Il ne faut pas confondre la formation des gens par la société dans le but de les rendre aptes à la servir, et la formation que se donne l'individu en se cultivant afin de se rendre apte à vivre de manière plus autonome.

La société est un système dans lequel il existe des fonctions d'autant plus nombreuses et complexes que cette société est plus évoluée ou différenciée. Or les individus, qui utilisent la société pour mieux vivre, sont également ses membres, et ils doivent y remplir les fonctions utiles pour que la société puisse subsister. Il est donc indispensable que les membres d'une société soient aptes à jouer les divers rôles qui permettent au système social de se perpétuer et de se développer. Et la formation à ces fonctions est d'autant plus exigeante que le système social est plus complexe, si du moins sa complexité correspond également au nombre de fonctions différentes que doivent y exercer ses membres.

Comme nous voulons que la société soit un instrument pour le maintien et le développement de notre vie individuelle, il est certain que nous devons veiller à ce que nous demeurions aptes à exercer les fonctions sociales nécessaires ou utiles et à ce que nous soyons donc formés à jouer ces rôles sociaux. Car l'individualisme ne nous conduit pas à nous désintéresser du sort de la société, loin de là, puisque celle-ci nous importe en tant que l'un des plus importants instruments de notre individualisation.

Cependant, notre attitude face à la société diffère beaucoup selon que nous y voyons cet outil complexe en vue de notre propre développement individuel, ou selon que nous nous mettons à voir en elle une sorte de divinité, qui subsiste pour elle-même et réclame notre soumission. Dans ce dernier cas, c'est en vue de ce service social seulement, ou principalement, que nous devons nous former. Dans notre perspective au contraire, c'est la formation de l'individu qui prend le premier rang, puisque, comme la société, nos fonctions sociales en tant que telles sont réduites à un rôle uniquement instrumental, si important soit-il.

Mais quelle est la formation à l'autonomie individuelle proprement dite? C'est celle qui a lieu en vue de notre culture propre, et dont le but est de multiplier nos possibilités de penser, de sentir et d'agir, de nous rendre davantage capables de réflexion et de jugement à partir de notre propre vie et de notre propre expérience. Seulement, si l'on n'y prend garde, il arrive aisément qu'on croie cultiver l'individu alors qu'on ne fait que former le serviteur de la société.
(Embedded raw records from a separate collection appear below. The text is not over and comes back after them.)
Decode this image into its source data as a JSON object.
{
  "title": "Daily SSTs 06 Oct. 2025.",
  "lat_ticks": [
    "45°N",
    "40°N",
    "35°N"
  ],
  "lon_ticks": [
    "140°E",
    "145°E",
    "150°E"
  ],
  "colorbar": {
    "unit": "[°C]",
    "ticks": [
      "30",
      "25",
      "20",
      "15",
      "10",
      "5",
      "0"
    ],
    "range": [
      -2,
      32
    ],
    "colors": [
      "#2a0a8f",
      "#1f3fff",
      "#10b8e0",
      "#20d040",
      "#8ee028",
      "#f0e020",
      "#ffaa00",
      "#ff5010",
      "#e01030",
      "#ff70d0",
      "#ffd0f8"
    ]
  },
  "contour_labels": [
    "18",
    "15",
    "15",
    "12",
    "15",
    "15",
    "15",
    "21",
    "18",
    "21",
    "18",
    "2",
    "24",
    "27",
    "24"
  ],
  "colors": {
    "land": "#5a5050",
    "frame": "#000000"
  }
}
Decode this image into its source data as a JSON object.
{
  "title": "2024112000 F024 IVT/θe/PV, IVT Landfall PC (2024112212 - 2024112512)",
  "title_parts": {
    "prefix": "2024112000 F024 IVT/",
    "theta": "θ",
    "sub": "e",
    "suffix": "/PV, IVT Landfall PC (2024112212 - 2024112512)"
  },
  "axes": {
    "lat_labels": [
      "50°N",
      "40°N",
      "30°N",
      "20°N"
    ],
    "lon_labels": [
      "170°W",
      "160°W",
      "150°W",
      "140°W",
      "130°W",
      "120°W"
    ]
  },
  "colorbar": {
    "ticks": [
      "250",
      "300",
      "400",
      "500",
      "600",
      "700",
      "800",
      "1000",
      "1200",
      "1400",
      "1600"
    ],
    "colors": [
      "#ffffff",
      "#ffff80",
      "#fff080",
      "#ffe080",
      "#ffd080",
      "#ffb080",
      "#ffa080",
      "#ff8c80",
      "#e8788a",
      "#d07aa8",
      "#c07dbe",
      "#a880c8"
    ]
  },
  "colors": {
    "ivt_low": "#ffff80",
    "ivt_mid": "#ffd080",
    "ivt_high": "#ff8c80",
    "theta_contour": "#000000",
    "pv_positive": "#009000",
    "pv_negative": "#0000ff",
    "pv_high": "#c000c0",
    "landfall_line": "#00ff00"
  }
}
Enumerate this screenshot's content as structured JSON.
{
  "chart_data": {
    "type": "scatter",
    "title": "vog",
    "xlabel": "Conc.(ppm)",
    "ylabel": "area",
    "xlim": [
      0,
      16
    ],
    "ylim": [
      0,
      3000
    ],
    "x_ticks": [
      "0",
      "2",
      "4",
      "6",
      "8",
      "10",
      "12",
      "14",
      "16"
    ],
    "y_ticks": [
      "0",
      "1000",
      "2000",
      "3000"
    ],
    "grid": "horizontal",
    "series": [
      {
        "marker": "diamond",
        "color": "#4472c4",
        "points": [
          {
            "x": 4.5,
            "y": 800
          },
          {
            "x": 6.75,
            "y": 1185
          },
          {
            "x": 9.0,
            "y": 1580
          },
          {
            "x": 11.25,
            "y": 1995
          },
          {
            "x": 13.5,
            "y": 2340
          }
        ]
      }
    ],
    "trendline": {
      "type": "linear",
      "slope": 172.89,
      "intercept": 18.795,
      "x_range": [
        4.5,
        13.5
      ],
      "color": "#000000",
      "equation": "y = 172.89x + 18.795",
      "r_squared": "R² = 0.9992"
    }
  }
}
Car, la société étant non pas un instrument que nous dominions de l'extérieur, mais un milieu de vie en même temps, il est facile de confondre la culture de l'individu avec son adaptation à ce milieu, et de concevoir aussi par conséquent son adaptation au service de la société comme l'élément essentiel de sa culture. On en vient ainsi à croire se cultiver en acquérant les capacités de servir mieux la société pour s'y adapter et s'y soumettre, alors que notre vraie culture doit nous donner également le pouvoir contraire, celui de refuser l'adaptation quand nous la jugeons nuisible à notre liberté, et de continuer d'envisager à l'inverse la société comme devant être adaptée en priorité à la culture individuelle. Ainsi, pour nous en tenir à ce seul exemple, on voit aujourd'hui des pédagogues et des politiciens croire que l'on peut substituer avantageusement la formation du citoyen à la culture individuelle, ce qui est loin d'être la même chose.